I went on a sunny weekend in autumn, the Baltic shimmering under blue skies, and took a tram to the island of Djurgården. This is home to several museums, including the magnificent Vasa Museum, which houses a 17th-century warship that sunk on her maiden voyage.
For fans of Sweden’s own Fab Four, there is also ABBA the Museum, worth visiting just for its collection of outrageous costumes; next door, the Melody Hotel has a smart little restaurant in which you can sip langoustine soup while you try to get Super Trouper out of your head.
Also on Djurgården is the lovely Rosendals Trädgård, a big organic garden that boasts a café, shop and bakery; and Stockholm’s best‑known chef, Mathias Dahlgren, tends one of its plots of land.
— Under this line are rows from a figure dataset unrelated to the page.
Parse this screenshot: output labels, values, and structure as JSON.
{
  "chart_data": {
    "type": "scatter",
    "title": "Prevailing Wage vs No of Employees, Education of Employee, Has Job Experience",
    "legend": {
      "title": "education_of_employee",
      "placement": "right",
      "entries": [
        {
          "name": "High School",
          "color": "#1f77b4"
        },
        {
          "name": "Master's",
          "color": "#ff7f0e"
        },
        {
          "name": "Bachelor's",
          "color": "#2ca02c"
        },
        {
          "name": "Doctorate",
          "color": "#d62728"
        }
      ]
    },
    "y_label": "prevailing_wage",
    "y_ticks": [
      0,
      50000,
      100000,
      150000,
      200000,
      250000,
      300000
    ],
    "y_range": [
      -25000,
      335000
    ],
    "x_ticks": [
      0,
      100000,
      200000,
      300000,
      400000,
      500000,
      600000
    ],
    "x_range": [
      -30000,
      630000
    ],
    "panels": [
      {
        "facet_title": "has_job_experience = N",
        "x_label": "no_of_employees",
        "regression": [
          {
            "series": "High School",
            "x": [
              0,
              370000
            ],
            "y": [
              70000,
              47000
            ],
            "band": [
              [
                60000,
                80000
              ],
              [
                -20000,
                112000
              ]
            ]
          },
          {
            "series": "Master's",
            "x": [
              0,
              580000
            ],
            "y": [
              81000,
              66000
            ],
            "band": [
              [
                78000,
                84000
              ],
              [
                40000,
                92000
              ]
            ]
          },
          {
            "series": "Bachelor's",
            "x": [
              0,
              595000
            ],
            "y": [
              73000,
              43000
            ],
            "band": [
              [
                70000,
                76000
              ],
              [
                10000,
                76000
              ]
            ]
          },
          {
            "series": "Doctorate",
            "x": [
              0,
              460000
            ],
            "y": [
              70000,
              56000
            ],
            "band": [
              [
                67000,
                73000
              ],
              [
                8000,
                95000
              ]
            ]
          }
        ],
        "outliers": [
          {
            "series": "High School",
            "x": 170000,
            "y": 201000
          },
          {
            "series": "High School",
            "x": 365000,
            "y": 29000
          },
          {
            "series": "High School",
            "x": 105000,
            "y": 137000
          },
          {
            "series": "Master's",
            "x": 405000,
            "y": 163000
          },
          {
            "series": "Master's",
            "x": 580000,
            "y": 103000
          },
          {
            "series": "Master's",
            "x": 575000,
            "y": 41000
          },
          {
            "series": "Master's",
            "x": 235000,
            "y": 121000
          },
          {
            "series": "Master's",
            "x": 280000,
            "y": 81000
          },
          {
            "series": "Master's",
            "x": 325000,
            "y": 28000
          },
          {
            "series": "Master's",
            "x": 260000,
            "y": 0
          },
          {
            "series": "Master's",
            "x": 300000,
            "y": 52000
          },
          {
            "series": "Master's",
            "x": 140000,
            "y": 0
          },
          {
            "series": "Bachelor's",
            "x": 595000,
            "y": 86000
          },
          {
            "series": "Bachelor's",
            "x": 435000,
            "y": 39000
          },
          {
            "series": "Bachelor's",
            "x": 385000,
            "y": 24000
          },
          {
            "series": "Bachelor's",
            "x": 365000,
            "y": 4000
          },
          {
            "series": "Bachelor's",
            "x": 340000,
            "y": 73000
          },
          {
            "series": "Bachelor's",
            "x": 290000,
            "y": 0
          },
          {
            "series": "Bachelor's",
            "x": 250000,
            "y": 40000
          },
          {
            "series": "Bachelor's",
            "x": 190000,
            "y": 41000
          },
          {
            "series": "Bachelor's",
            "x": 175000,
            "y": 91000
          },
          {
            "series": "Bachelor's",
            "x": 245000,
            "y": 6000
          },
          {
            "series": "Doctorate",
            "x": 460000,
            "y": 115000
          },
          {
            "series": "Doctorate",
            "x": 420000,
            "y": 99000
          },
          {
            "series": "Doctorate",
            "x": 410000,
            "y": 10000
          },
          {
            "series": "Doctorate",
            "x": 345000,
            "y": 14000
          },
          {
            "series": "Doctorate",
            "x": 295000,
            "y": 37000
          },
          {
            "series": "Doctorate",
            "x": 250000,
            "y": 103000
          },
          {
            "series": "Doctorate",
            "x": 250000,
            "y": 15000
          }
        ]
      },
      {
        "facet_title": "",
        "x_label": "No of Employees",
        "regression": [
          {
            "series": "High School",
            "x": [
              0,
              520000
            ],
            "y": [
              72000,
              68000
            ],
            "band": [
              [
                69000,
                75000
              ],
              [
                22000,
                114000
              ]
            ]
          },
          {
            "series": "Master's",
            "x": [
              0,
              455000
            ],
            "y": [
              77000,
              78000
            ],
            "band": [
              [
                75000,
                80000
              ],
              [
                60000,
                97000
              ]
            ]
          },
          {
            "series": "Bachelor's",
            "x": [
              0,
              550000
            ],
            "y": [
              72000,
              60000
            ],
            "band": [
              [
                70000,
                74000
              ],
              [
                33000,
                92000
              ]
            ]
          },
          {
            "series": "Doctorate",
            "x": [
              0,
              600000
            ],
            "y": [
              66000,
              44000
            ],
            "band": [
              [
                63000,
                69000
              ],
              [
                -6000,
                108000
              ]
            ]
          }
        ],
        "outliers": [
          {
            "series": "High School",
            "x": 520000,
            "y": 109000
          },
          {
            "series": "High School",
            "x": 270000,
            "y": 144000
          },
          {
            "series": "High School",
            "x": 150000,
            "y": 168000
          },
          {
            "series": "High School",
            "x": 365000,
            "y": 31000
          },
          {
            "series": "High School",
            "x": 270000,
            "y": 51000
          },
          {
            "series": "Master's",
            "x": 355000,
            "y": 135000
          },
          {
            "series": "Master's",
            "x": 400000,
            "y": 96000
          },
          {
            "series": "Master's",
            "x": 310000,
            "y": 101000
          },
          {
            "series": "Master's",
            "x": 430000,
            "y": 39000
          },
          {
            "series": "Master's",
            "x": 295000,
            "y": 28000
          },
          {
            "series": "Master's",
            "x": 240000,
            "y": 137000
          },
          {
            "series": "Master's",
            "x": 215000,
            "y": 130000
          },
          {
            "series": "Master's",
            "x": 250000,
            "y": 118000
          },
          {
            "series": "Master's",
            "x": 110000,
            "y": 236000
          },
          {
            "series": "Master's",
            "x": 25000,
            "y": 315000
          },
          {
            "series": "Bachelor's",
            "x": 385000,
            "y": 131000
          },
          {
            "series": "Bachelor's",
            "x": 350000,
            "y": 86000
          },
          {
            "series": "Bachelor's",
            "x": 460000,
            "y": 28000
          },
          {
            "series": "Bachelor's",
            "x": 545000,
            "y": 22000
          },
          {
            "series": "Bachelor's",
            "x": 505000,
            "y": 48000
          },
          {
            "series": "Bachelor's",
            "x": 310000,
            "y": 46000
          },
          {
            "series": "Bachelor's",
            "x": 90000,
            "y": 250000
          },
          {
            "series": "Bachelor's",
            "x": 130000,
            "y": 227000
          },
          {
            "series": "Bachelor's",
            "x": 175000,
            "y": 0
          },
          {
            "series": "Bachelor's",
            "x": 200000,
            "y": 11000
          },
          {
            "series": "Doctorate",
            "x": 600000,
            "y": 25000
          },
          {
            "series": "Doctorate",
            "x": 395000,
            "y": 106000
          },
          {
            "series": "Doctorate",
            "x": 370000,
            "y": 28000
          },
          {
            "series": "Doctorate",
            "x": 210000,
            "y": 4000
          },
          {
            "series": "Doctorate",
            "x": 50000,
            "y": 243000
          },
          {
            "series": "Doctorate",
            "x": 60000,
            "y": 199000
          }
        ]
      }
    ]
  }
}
He has two restaurants in the Grand Hotel: the upscale Matsalen, which offers an eight-course tasting menu, and Matbaren (pictured), its laid-back, bistro-style sibling. The latter is a splendid place to discover Scandinavian ingredients refashioned by a master of his craft: Norwegian scallops, winningly matched with slices of raw, snowy-white mushrooms, white soy sauce and brown butter. Or deer heart from the south of Stockholm, blackened on the outside, tender and creamy within, scattered with cress, fennel and toasted-rye breadcrumbs.
The vegetables are superb: broccoli served on pumpkin purée, strewn with hazelnuts and shavings of aromatic summer truffle. And sweet, earthy beetroot – from Rosendal – paired with goat’s cheese and black sesame seeds. Matbaren is not plush, but the food is joyously, upliftingly clean-flavoured.
Dahlgren is a contributor to the restaurant guide Where Chefs Eat, in which he recommends the fried Baltic herring at Strömmingsvagnen, a van parked near the Slussen Tunnelbana. The queues testify to its popularity; I cannot, because I tried another of his recommendations instead.
Amida Kolgril, in trendy Södermalm, is a small Turkish restaurant where kebabs are grilled over charcoal and anointed with a punchy chilli sauce. You need not be a chef on his day off to fall for the smoky, fatty charms of a shish – just don’t expect to have room for fried herring afterwards.